So I have the AO3 freeform canonicals in a nice json file, and now I am looking at them. And I am boggling.

There are 14400 tags total in this category, but the tail of infrequently-used tags is very long indeed. Only 434 canonical freeform tags used more than 500 times each. Bring the cutoff down to 100 uses and you get 1589 tags, which is still a small number. The 500 use list includes junk items like Rating: NC17. No, really, that’s a tag in the AO3 archive that has appeared more than 500 times despite the existence of a completely separate fic rating field.

So, what lessons do we learn? One, if you want your tags to be a browsing tool not a search tool (consider the difference!) do not let your users invent them. Particularly not your writers, who have different mindsets than your readers. Readers are far more numerous and they interact with a fic archive far more often than writers do.

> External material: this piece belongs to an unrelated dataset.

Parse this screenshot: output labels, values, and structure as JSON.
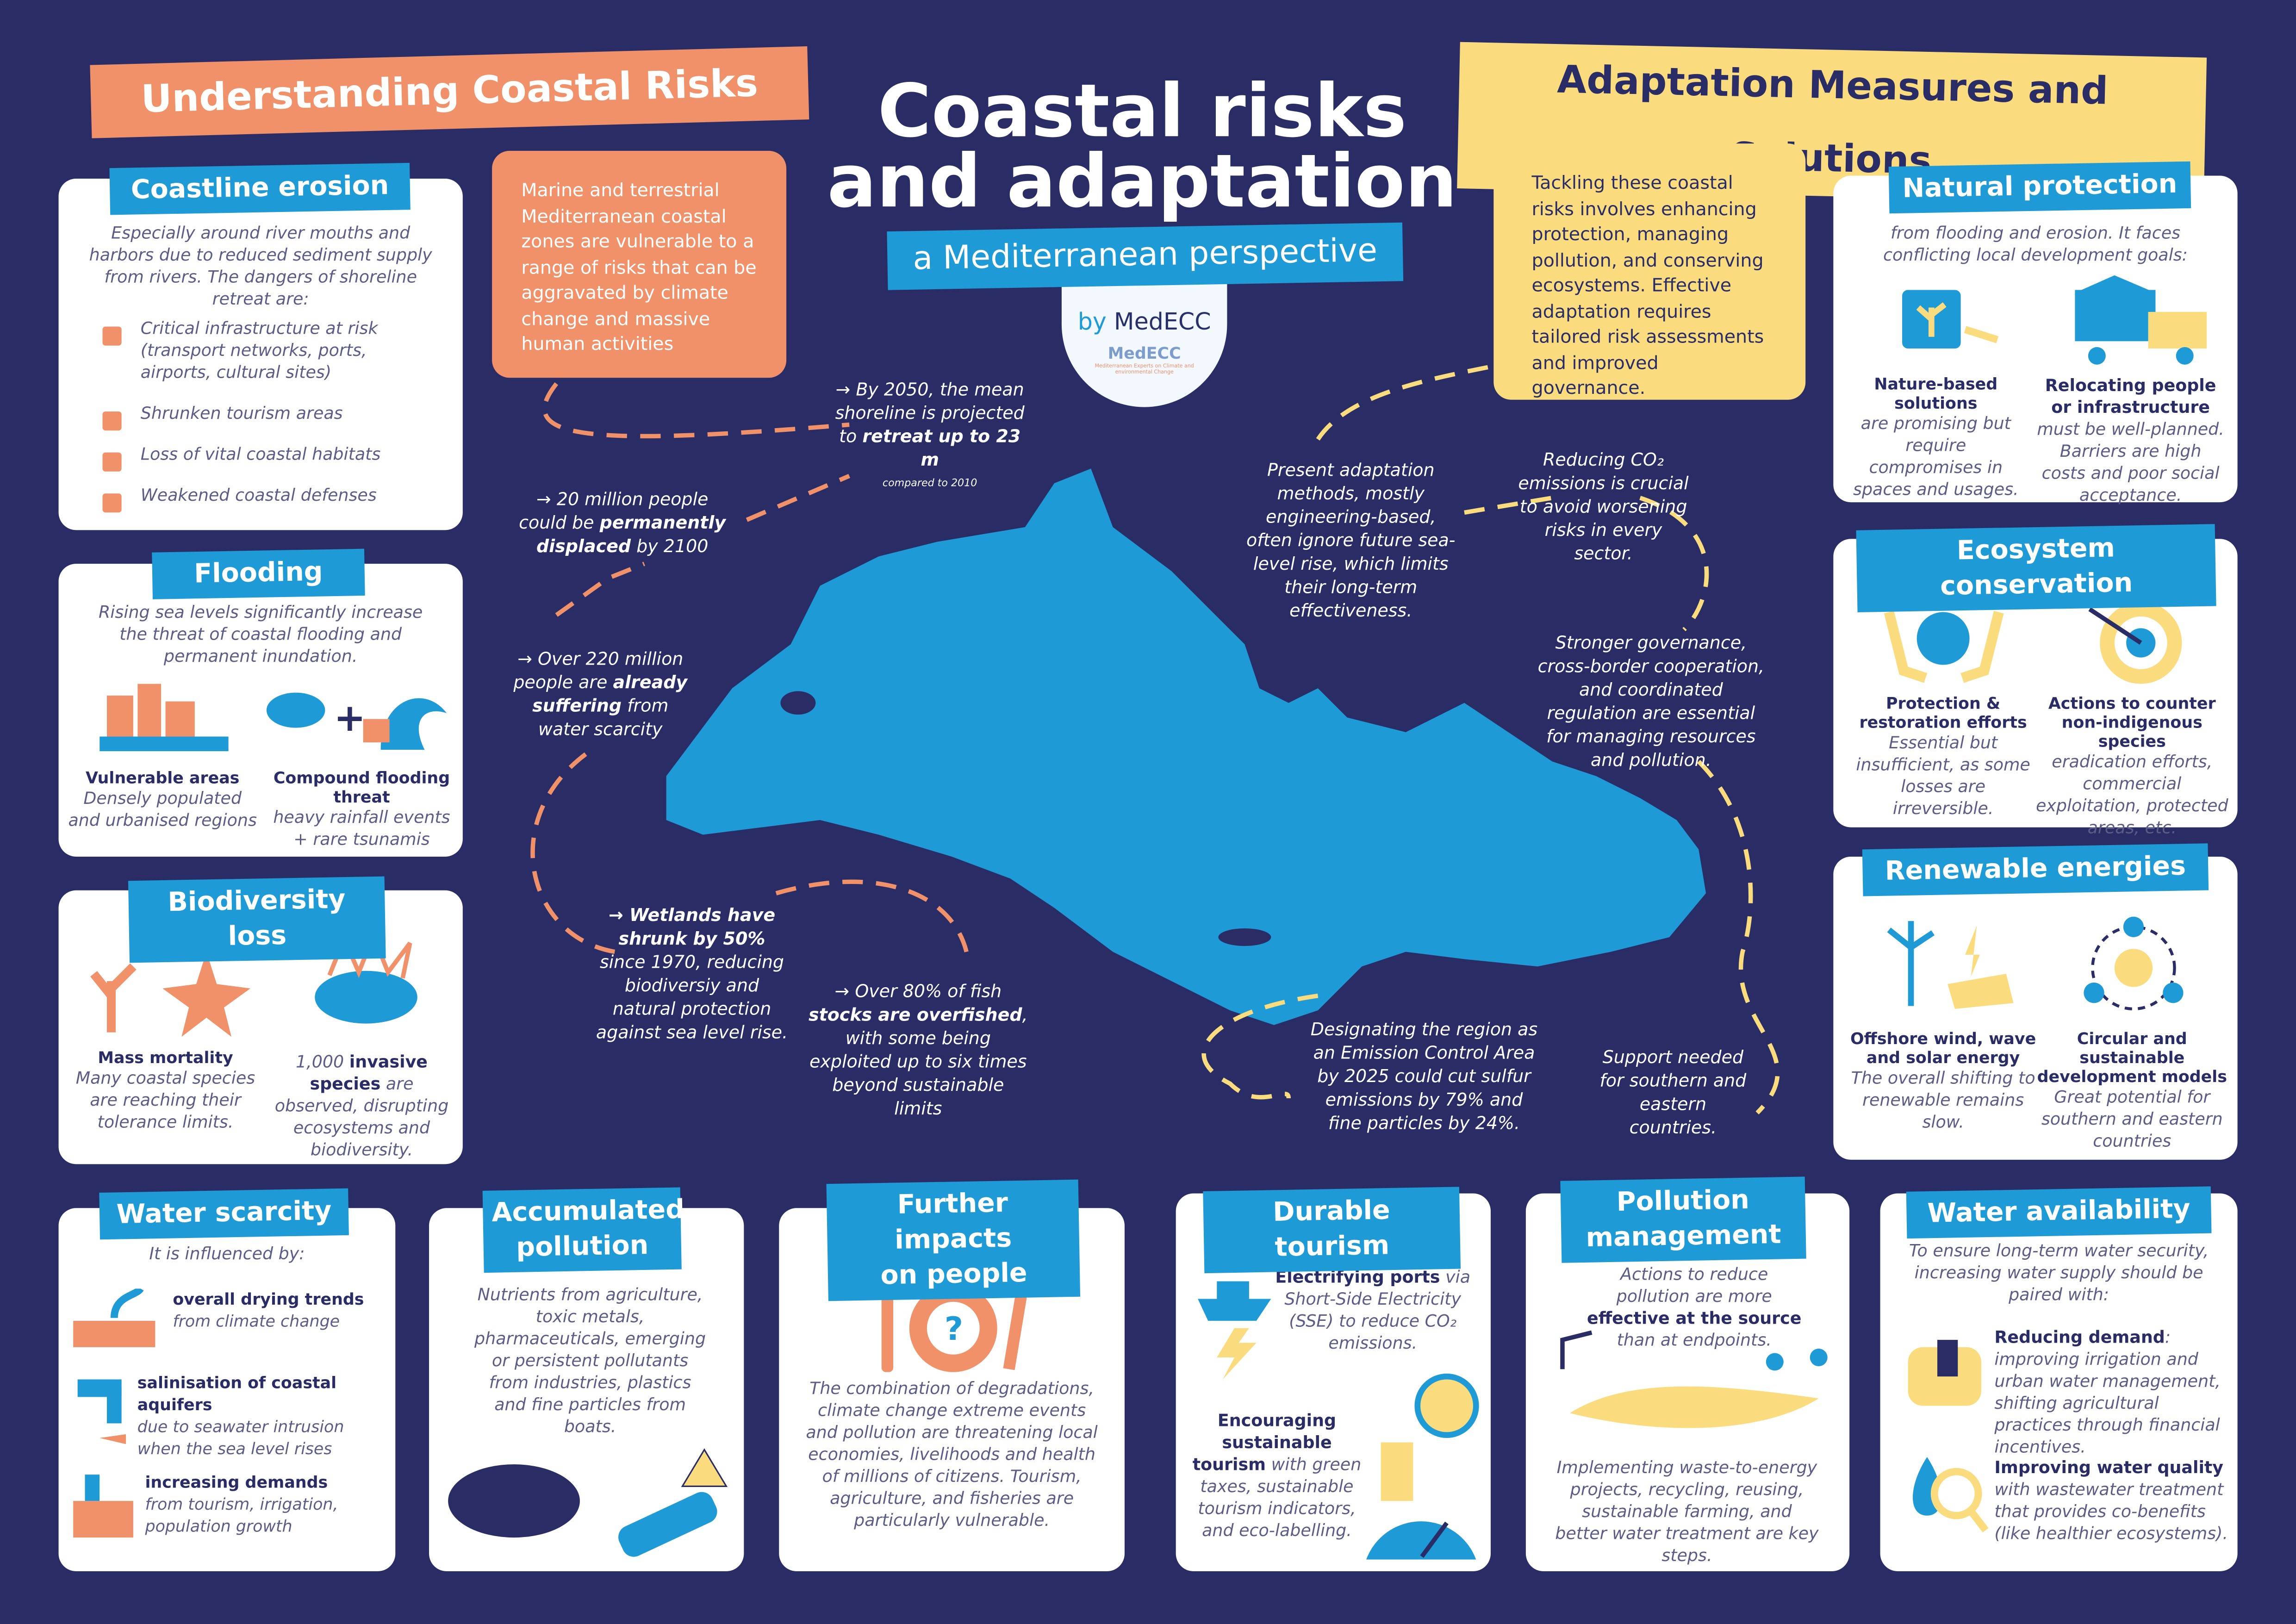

Optimize for them. Also, tags will be used to prop up deficiencies in search if you have them. Really awesome search takes some burden off your tagging system.

Two, fandom-namespaced tags. Episode names, concepts, characters all should not be at the top level.

Three, argh, use punctuation consistently.

Four, I cannot examine just the high-frequency tag list for inspiration. There are solid things that should be in any taxonomy in the less-frequently-used list, and junk tags in the popular list. Woes.

And in conclusion: What’s your favorite thing about space? Mine is space.